Clivages, Sylvain Runberg, Joan Urgell, Robinson, 2020

Dans un pays d'Europe, de nos jours, la guerre. La présidente mène un régime très autoritaire. Les Patriotes, qui combattent le régime perpétuent des attentats, mènent des attaques contre l'armée légitime dans les rangs de laquelle certains sont très acharnés, tel la capitaine Roman Brevim qui arrive à Pernissi, petite ville tranquille pas très loin de la capitale. Juliana est conseillère municipale et médecin et vit aussi paisiblement qu'une guerre civile le permette avec son mari et leurs deux enfants. L'arrivée des légitimistes va mettre en péril la quiétude de la ville et Juliana tente de maintenir un équilibre fragile.

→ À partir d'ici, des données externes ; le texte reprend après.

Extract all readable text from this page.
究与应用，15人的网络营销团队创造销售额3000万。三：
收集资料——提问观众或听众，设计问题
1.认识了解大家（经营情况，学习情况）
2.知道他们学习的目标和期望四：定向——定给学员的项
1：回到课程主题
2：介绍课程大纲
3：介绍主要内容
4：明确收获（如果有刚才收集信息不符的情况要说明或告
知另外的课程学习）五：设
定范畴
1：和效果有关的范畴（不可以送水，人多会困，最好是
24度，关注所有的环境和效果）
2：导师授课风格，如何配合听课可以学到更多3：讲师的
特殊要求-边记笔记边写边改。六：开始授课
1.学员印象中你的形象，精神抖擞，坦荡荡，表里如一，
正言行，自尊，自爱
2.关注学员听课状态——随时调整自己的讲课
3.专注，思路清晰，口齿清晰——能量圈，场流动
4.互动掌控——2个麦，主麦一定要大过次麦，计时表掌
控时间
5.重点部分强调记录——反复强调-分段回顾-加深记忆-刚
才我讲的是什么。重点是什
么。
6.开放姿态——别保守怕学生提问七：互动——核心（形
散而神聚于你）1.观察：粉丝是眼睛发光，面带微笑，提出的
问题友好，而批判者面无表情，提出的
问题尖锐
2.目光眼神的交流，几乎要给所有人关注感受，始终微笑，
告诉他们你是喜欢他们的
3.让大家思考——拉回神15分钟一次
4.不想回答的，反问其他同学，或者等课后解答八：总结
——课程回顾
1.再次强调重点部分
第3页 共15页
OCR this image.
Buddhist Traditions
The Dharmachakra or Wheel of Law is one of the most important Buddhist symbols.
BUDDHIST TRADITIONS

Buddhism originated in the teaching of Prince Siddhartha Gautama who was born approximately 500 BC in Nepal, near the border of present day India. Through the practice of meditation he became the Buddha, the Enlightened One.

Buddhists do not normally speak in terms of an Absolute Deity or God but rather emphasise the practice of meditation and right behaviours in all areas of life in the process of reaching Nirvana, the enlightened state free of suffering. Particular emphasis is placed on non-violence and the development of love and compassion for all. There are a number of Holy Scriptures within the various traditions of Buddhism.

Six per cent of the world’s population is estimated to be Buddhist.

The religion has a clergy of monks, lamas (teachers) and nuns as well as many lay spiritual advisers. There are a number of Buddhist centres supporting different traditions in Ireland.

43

L'album intégral regroupe deux albums scénarisés par Sylvain Runberg et dessinés par Joan Urgell. C'est une histoire malheureusement très crédible : la guerre dans l'ex-Yougoslavie dans les années 90, la guerre menée par la Russie contre l'Ukraine. Classique dans le genre et efficace. On voit bien ce qu'engendre une situation de violence : les peurs des uns et le courage des autres, le repli sur soi pour sauver sa peau ou l'entraide pour sauver un maximum de personnes, les haines et les jalousies ressurgissent, la soif de violence surtout lorsqu'on a le pouvoir peut s'exprimer quasi sans limite...

Diptyque fort bien fait, qui s'appuie sur des personnages forts, notamment Juliana, assez spectaculaire dans les scènes d'attentats et de guérillas, plus intimiste dans d'autres moments. Il sait jouer sur plusieurs registres pour faire monter la tension jusqu'au bout.